After the progressive conservative administration proudly struck down the Sexual Sterilization Act in 1972, we were once more allowed to have families. In the 1970s, the policy of de-institutionalization, the transformation of compulsory confinement in asylums began to slowly give way to segregated special education in schools, and then decades later we would begin integration of neurodivergent students into public schools with assistance from teacher aides and EAs. We would finally be allowed by the government to pursue a higher education; to not be impoverished, out of sight of our community, but to become leaders in our communities; not just grocery baggers and janitors but engineers, architects, nurses, doctors, and soon we would be in the position of teachers and aides helping our own people achieve their potential.
It is for this reason that assistive education cutbacks are an act of violence against our people. It is turning our back on the future, and walking backward toward the days of segregated Special Ed, asylums, and exploitation. The funding of assistive education is an act of goodwill, an act of the belief in the potential of neurodivergent people and the value of our life.

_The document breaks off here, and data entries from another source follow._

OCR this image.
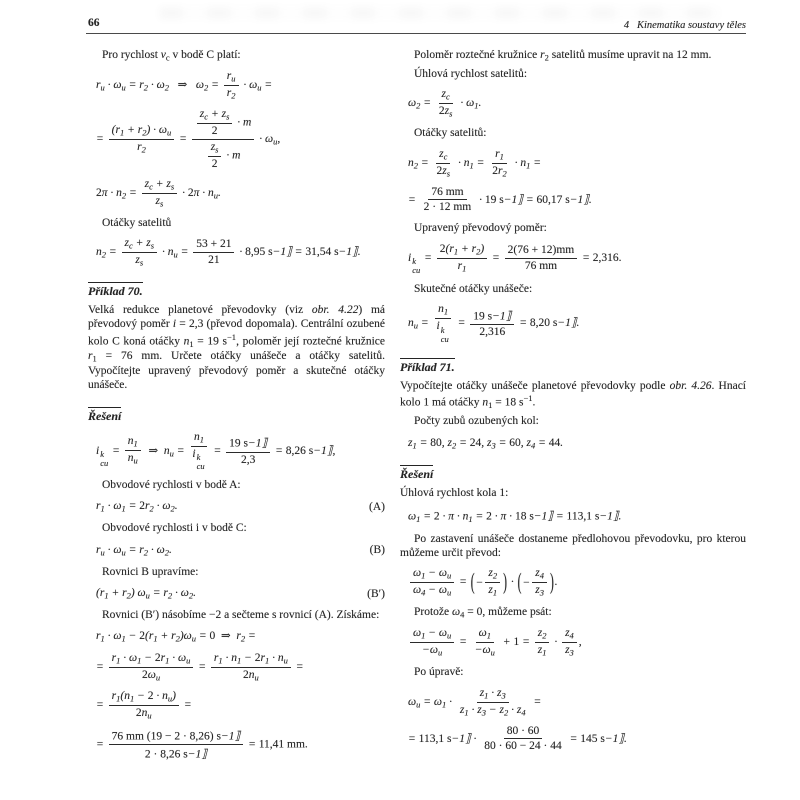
66	4   Kinematika soustavy těles
Pro rychlost $v_c$ v bodě C platí:
$r_u \cdot \omega_u = r_2 \cdot \omega_2$   ⇒   $\omega_2 = \frac{r_u}{r_2} \cdot \omega_u$ =
= $\frac{(r_1 + r_2) \cdot \omega_u}{r_2} = \frac{\frac{z_c + z_s}{2} \cdot m}{\frac{z_s}{2} \cdot m} \cdot \omega_u$,
$2\pi \cdot n_2 = \frac{z_c + z_s}{z_s} \cdot 2\pi \cdot n_u$.
Otáčky satelitů
$n_2 = \frac{z_c + z_s}{z_s} \cdot n_u = \frac{53 + 21}{21} \cdot 8,95$ s−1⟧ = 31,54 s−1⟧.
Příklad 70.
Velká redukce planetové převodovky (viz obr. 4.22) má převodový poměr i = 2,3 (převod dopomala). Centrální ozubené kolo C koná otáčky $n_1 = 19$ $s^{-1}$, poloměr její roztečné kružnice $r_1 = 76$ mm. Určete otáčky unášeče a otáčky satelitů. Vypočítejte upravený převodový poměr a skutečné otáčky unášeče.
Řešení
i k
cu
= $\frac{n_1}{n_u}$ ⇒  $n_u = n_1$
i k
cu = $\frac{19 s-1⟧}{2,3} = 8,26$ s−1⟧,
Obvodové rychlosti v bodě A:
$r_1 \cdot \omega_1 = 2r_2 \cdot \omega_2$.	(A)
Obvodové rychlosti i v bodě C:
$r_u \cdot \omega_u = r_2 \cdot \omega_2$.	(B)
Rovnici B upravíme:
$(r_1 + r_2) \omega_u = r_2 \cdot \omega_2$.	(B′)
Rovnici (B′) násobíme −2 a sečteme s rovnicí (A). Získáme:
$r_1 \cdot \omega_1 - 2(r_1 + r_2)\omega_u = 0$  ⇒  $r_2$ =
= $\frac{r_1 \cdot \omega_1 - 2r_1 \cdot \omega_u}{2\omega_u} = \frac{r_1 \cdot n_1 - 2r_1 \cdot n_u}{2n_u}$ =
= $\frac{r_1(n_1 - 2 \cdot n_u)}{2n_u}$ =
= $\frac{76 mm (19 - 2 \cdot 8,26) s-1⟧}{2 \cdot 8,26 s-1⟧} = 11,41$ mm.
Poloměr roztečné kružnice $r_2$ satelitů musíme upravit na 12 mm.
Úhlová rychlost satelitů:
$\omega_2 = \frac{z_c}{2z_s} \cdot \omega_1$.
Otáčky satelitů:
$n_2 = \frac{z_c}{2z_s} \cdot n_1 = \frac{r_1}{2r_2} \cdot n_1$ =
= $\frac{76 mm}{2 \cdot 12 mm} \cdot 19$ s−1⟧ = 60,17 s−1⟧.
Upravený převodový poměr:
i k
cu
= $\frac{2(r_1 + r_2)}{r_1} = \frac{2(76 + 12)mm}{76 mm} = 2,316$.
Skutečné otáčky unášeče:
$n_u = n_1$
i k
cu = $\frac{19 s-1⟧}{2,316} = 8,20$ s−1⟧.
Příklad 71.
Vypočítejte otáčky unášeče planetové převodovky podle obr. 4.26. Hnací kolo 1 má otáčky $n_1 = 18$ $s^{-1}$.
Počty zubů ozubených kol:
$z_1 = 80$, $z_2 = 24$, $z_3 = 60$, $z_4 = 44$.
Řešení
Úhlová rychlost kola 1:
$\omega_1 = 2 \cdot \pi \cdot n_1 = 2 \cdot \pi \cdot 18$ s−1⟧ = 113,1 s−1⟧.
Po zastavení unášeče dostaneme předlohovou převodovku, pro kterou můžeme určit převod:
$\frac{\omega_1 - \omega_u}{\omega_4 - \omega_u}$ = ( − $\frac{z_2}{z_1}$
) · ( − $\frac{z_4}{z_3}$
) .
Protože $\omega_4 = 0$, můžeme psát:
$\frac{\omega_1 - \omega_u}{-\omega_u} = \frac{\omega_1}{-\omega_u} + 1 = \frac{z_2}{z_1} \cdot \frac{z_4}{z_3}$ ,
Po úpravě:
$\omega_u = \omega_1 \cdot \frac{z_1 \cdot z_3}{z_1 \cdot z_3 - z_2 \cdot z_4}$ =
= 113,1 s−1⟧ · $\frac{80 \cdot 60}{80 \cdot 60 - 24 \cdot 44} = 145$ s−1⟧.
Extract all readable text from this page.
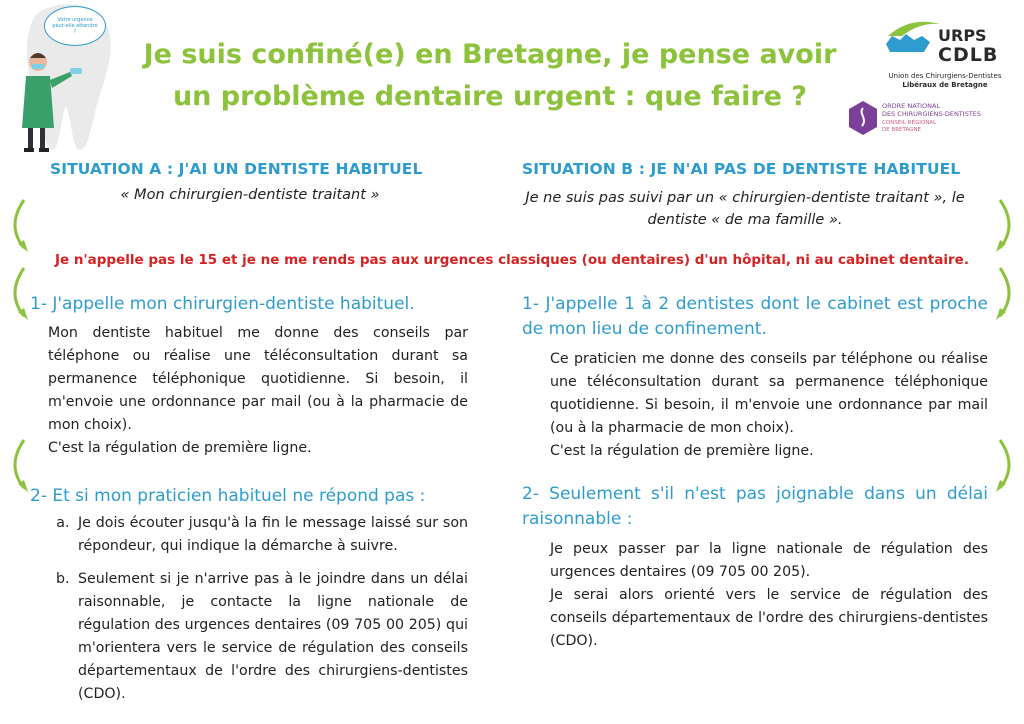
Votre urgence peut-elle attendre ?
Je suis confiné(e) en Bretagne, je pense avoir
un problème dentaire urgent : que faire ?
URPS
CDLB
Union des Chirurgiens-Dentistes
Libéraux de Bretagne
ORDRE NATIONAL
DES CHIRURGIENS-DENTISTES
CONSEIL RÉGIONAL
DE BRETAGNE
SITUATION A : J'AI UN DENTISTE HABITUEL
« Mon chirurgien-dentiste traitant »
SITUATION B : JE N'AI PAS DE DENTISTE HABITUEL
Je ne suis pas suivi par un « chirurgien-dentiste traitant », le
dentiste « de ma famille ».
Je n'appelle pas le 15 et je ne me rends pas aux urgences classiques (ou dentaires) d'un hôpital, ni au cabinet dentaire.
1- J'appelle mon chirurgien-dentiste habituel.

Mon dentiste habituel me donne des conseils par téléphone ou réalise une téléconsultation durant sa permanence téléphonique quotidienne. Si besoin, il m'envoie une ordonnance par mail (ou à la pharmacie de mon choix).

C'est la régulation de première ligne.

2- Et si mon praticien habituel ne répond pas :
a. Je dois écouter jusqu'à la fin le message laissé sur son répondeur, qui indique la démarche à suivre.
b. Seulement si je n'arrive pas à le joindre dans un délai raisonnable, je contacte la ligne nationale de régulation des urgences dentaires (09 705 00 205) qui m'orientera vers le service de régulation des conseils départementaux de l'ordre des chirurgiens-dentistes (CDO).
1- J'appelle 1 à 2 dentistes dont le cabinet est proche de mon lieu de confinement.

Ce praticien me donne des conseils par téléphone ou réalise une téléconsultation durant sa permanence téléphonique quotidienne. Si besoin, il m'envoie une ordonnance par mail (ou à la pharmacie de mon choix).

C'est la régulation de première ligne.

2- Seulement s'il n'est pas joignable dans un délai raisonnable :

Je peux passer par la ligne nationale de régulation des urgences dentaires (09 705 00 205).

Je serai alors orienté vers le service de régulation des conseils départementaux de l'ordre des chirurgiens-dentistes (CDO).
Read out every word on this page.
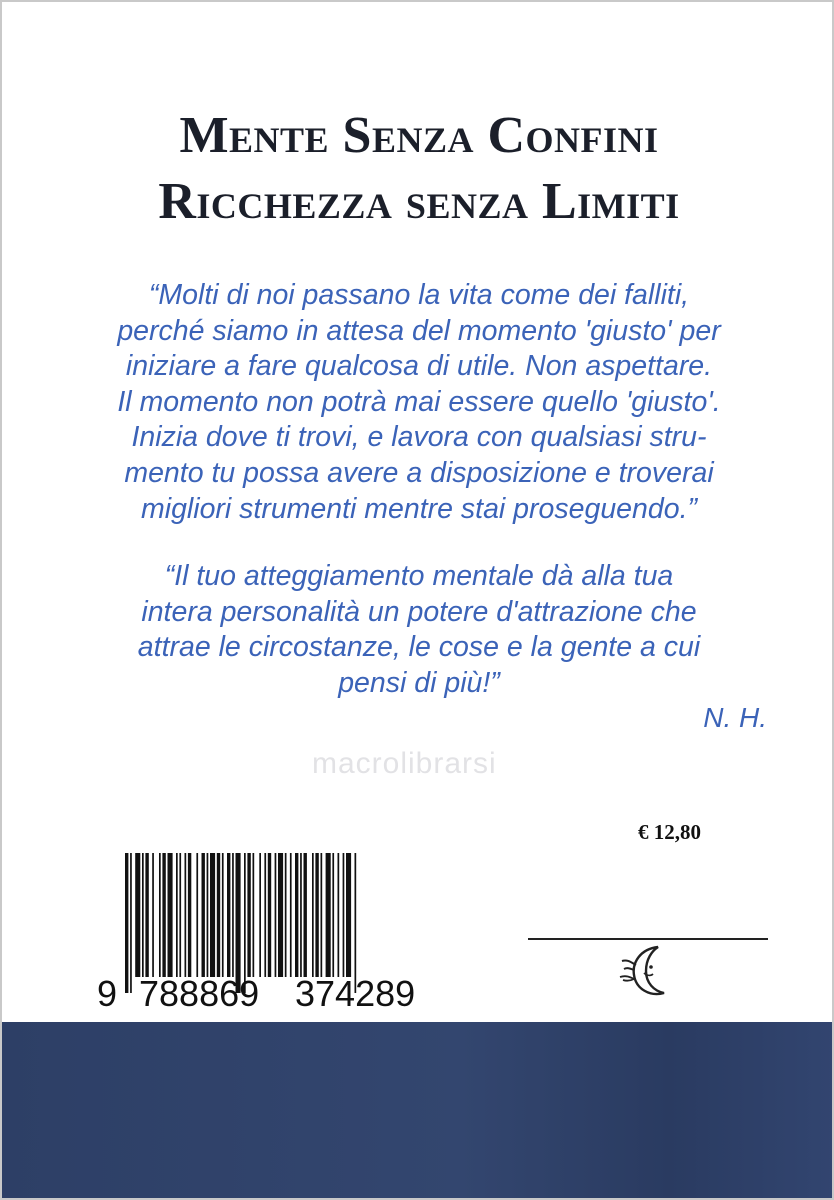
Mente Senza Confini
Ricchezza senza Limiti
“Molti di noi passano la vita come dei falliti,
perché siamo in attesa del momento 'giusto' per
iniziare a fare qualcosa di utile. Non aspettare.
Il momento non potrà mai essere quello 'giusto'.
Inizia dove ti trovi, e lavora con qualsiasi stru-
mento tu possa avere a disposizione e troverai
migliori strumenti mentre stai proseguendo.”
“Il tuo atteggiamento mentale dà alla tua
intera personalità un potere d'attrazione che
attrae le circostanze, le cose e la gente a cui
pensi di più!”
N. H.
macrolibrarsi
€ 12,80
9 788869 374289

I have been accused of being too articulate to be able to speak on behalf of other neurodivergent people. That I am too “high-functioning”. My ability to be articulate is only due to the school staff who believed in me even when I was failing my tests. Only due to EAs and teachers who surrendered their time to give me extra tutoring. Only due to the people who saw my strengths instead of my shortcomings and dared to give me an academic challenge. Only due to a mother who fought and fought and fought and fought and fought the systemic red tape that was holding me back from achieving my potential.
I could have dropped out. I wanted to drop out. Every night I had a full day’s worth of schoolwork to do at home because I could not focus with all of the white noise distractions in a classroom. But teachers and school staff and my parents still kept fighting for me when I wanted to quit, and now I hold two bachelor degrees, a bachelor of arts in criminal justice from Mount Royal University, and a bachelor of social work from the University of Calgary. They fought for me and they won.

It is only right that I come here and stand with you, the next generation of parents and educators fighting for the futures of your children and our community. Never stop fighting. Keep solidarity with each other, keep believing in the unlimited potential of diverse learners and your neurodivergent family members. We will win.